Сандра осталась со мной. То есть, я с ней остался, не поверив, что она не та, кого я искал. Память меня не подводила. Сандра совпадала с фотографией Йетты, которую я носил с собой. Она была в том же возрасте, повторяла ее в мельчайших подробностях, даже в легкой асимметрии черт лица, в манере движения. Только память ее была иной, собственно, ее не было вовсе, или она совсем не хотела о себе рассказывать. Она привела меня в свое жилище на предпоследнем уровне города. Маленькая комнатка была заполнена множеством беспорядочно и бессмысленно собранных мелочей, завалена костюмами, словно взятыми из театрального гардероба, такими же разнообразными по формам и эпохам. Она не хотела или не могла ничего рассказать о себе. Я пробовал систематизировать и рассмотреть все гипотезы, которыми пытался объяснить ее существование. И остановился на той, которая больше всего совпадала с моими желаниями.
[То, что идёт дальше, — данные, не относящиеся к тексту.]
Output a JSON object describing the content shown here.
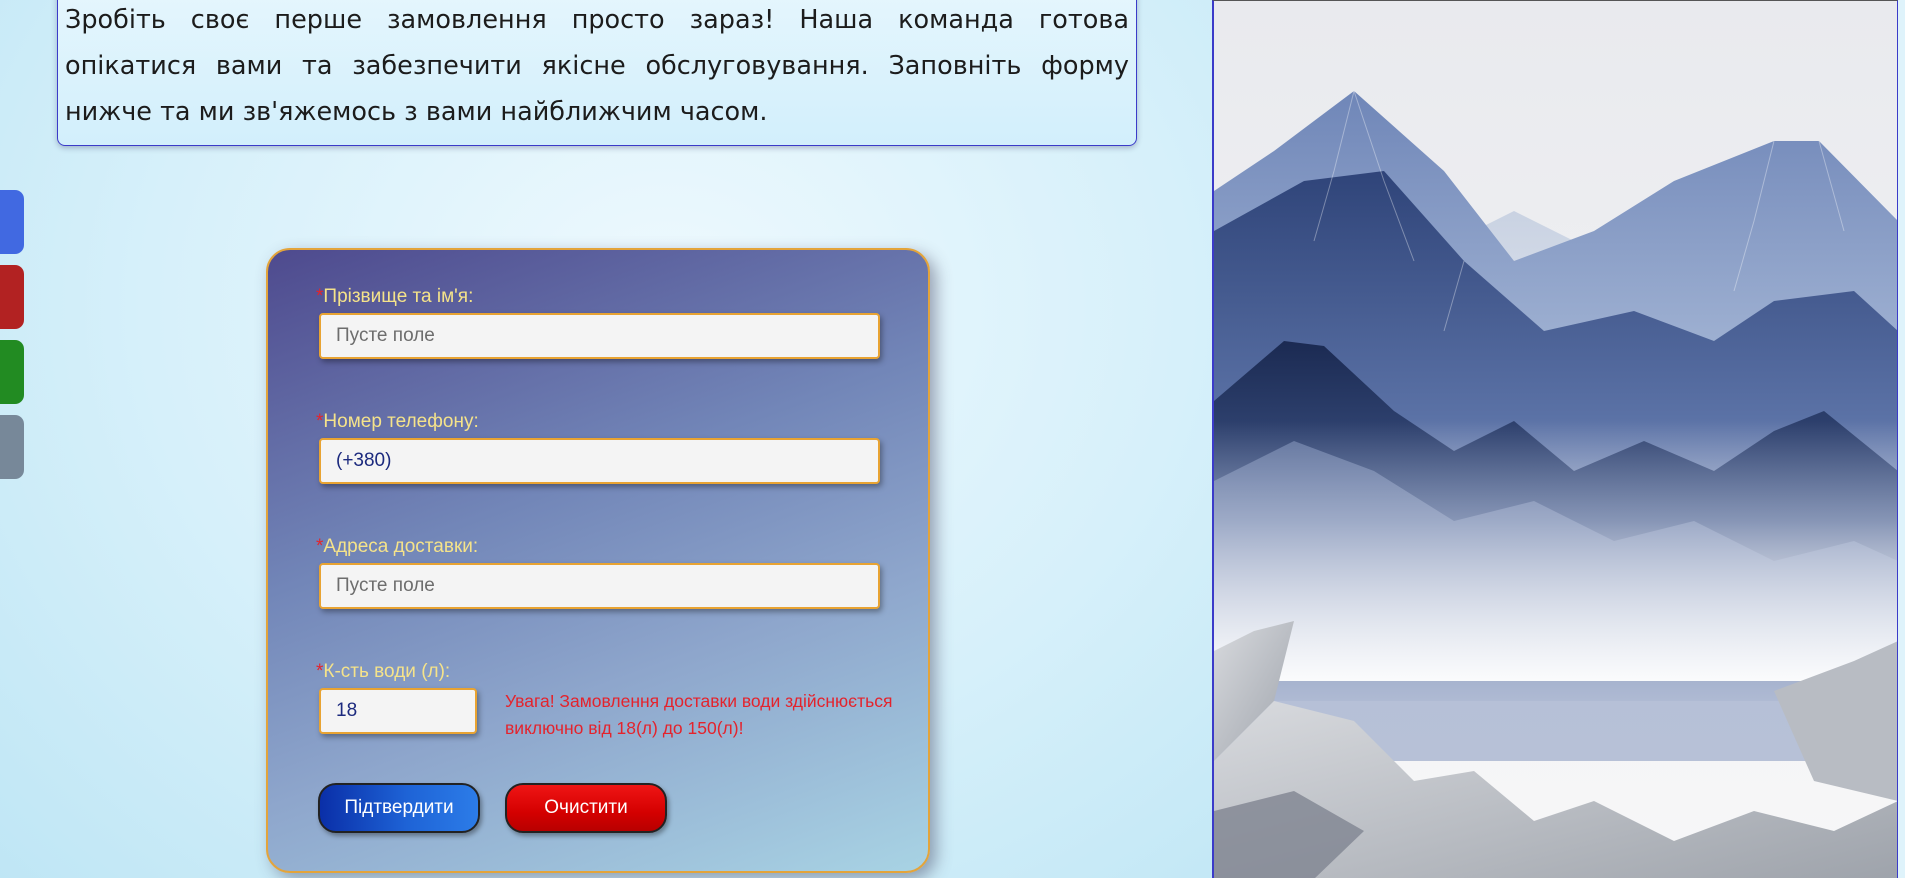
{
  "intro": {
    "text": "Зробіть своє перше замовлення просто зараз! Наша команда готова опікатися вами та забезпечити якісне обслуговування. Заповніть форму нижче та ми зв'яжемось з вами найближчим часом."
  },
  "side_tabs": [
    {
      "color": "#4169e1"
    },
    {
      "color": "#b22222"
    },
    {
      "color": "#228b22"
    },
    {
      "color": "#778899"
    }
  ],
  "form": {
    "required_mark": "*",
    "fields": [
      {
        "label": "Прізвище та ім'я:",
        "placeholder": "Пусте поле",
        "value": ""
      },
      {
        "label": "Номер телефону:",
        "placeholder": "",
        "value": "(+380)"
      },
      {
        "label": "Адреса доставки:",
        "placeholder": "Пусте поле",
        "value": ""
      },
      {
        "label": "К-сть води (л):",
        "placeholder": "",
        "value": "18"
      }
    ],
    "warning": "Увага! Замовлення доставки води здійснюється виключно від 18(л) до 150(л)!",
    "submit_label": "Підтвердити",
    "clear_label": "Очистити"
  },
  "colors": {
    "label": "#f5e38a",
    "required": "#e4232c",
    "input_border": "#e8a332",
    "submit": "#1e4fc8",
    "clear": "#d40000"
  }
}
Я представил себе, что Сандра – это Йетта… Она была другой в личном плане, но я объяснял себе и это. Никто ведь не исследовал побочных эффектов такого долгого пребывания в цилиндре Ван Троффа! Сам «Меффи» оставался в нем какие-то секунды. Быть может поле влияло на память и Йетта, выйдя из цилиндра, совсем не помнила прошлого! Ничего, кроме умения играть на арфе…
За три недели, проведенные с ней, я лишь иногда заглядывая в цилиндр, для меня она стала Йеттой. Я радовался тому, что нашел ее, отгонял мысли о том, что это не она. Чего еще было желать? После стольких сомнений в ее существовании она нашлась, еще более дорогая и незаменимая, хоть и загадочная, чужая внешне, без той непразрывности воспоминаний и чувств, которая формирует личность человека…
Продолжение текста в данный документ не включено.